En l'espèce, l'acte du 17 mai 2023 par lequel le commissaire de justice a signifié à M. [T] la déclaration d'appel et les conclusions d'appel mentionne que le clerc s'est transporté à l'adresse [Adresse 1], qu'il s'agit d'un immeuble d'habitation, que le nom du destinataire ne figure pas sur les boîtes aux lettres et interphone, que le gardien ne répond pas et qu'un occupant déclare ne pas connaître. Il indique qu'un avis de passage a été laissé sur les boîtes aux lettres. Il ajoute que de retour à l'étude, il a effectué une recherche sur divers annuaires en ligne, que le nom du destinataire ressort à cette adresse, qu'il a tenté de joindre le destinataire à un numéro de téléphone sans succès, aucun répondeur ne permettant de confirmer l'identité du destinataire, et que son mandant a réussi à joindre M. [T], lequel a refusé de confirmer l'adresse en sa possession ou de communiquer l'adresse de son nouveau domicile. Dès lors, il a dressé un procès-verbal de recherches infructueuses et déclare avoir le même jour ou le premier jour ouvrable suivant, adressé au destinataire à la dernière adresse connue, par lettre recommandée avec accusé de réception, une copie du procès-verbal en avisant le même jour, par lettre simple, l'intéressé de l'accomplissement de cette formalité.

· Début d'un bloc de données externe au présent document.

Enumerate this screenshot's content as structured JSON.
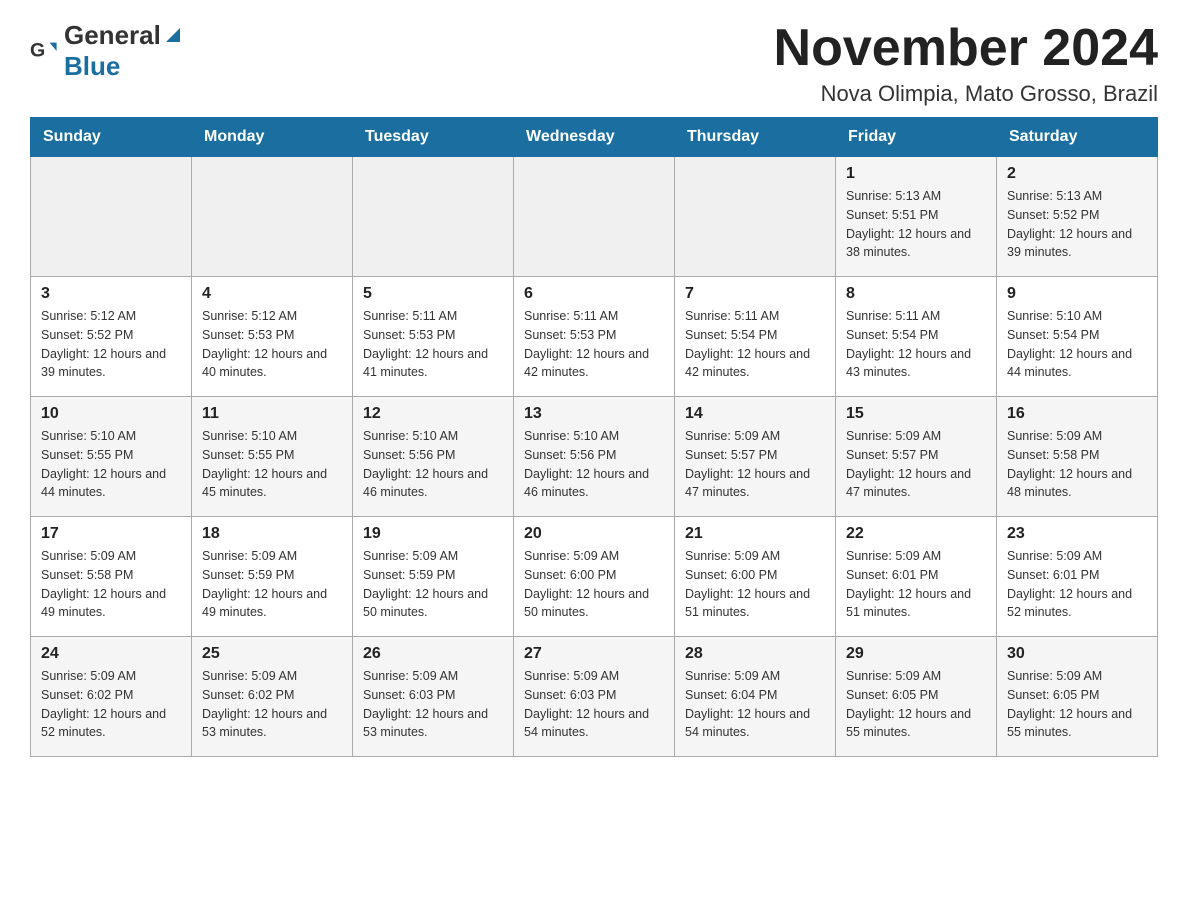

M. [T] démontre que son adresse [Adresse 2] figurait sur notamment sur le jugement et sur la signification de cette décision faite à sa requête très peu de temps avant l'acte litigieux, le 17 février 2023. Les recherches faites sur des annuaires en ligne établissent par ailleurs qu'à la date de signification, M. [T] était
toujours indiqué comme habitant à cette adresse. Ces éléments étaient de nature à justifier qu'il avait toujours un domicile ou lieu de résidence connu, soit le [Adresse 2], étant souligné que M. [T] justifie par de nombreuses pièces qu'il n'a jamais cessé d'y vivre. Il prouve également qu'il y reçoit régulièrement
des correspondances et que son nom figurait de manière parfaitement lisible sur la boîte aux lettres de l'immeuble le 13 juin 2022 et qu'il y figure encore de la même manière à l'heure actuelle, étant relevé que si l'acte du 17 mai 2023 indique que le nom du destinataire n'est pas indiqué sur les boîtes aux lettres, cet acte ne précise pas
dans quel bâtiment le clerc s'est rendu et notamment s'il s'est transporté au bâtiment F. En considération de l'ensemble de ces éléments, la procédure prévue à l'article 659 du code de procédure civile ne pouvait être mise en oeuvre.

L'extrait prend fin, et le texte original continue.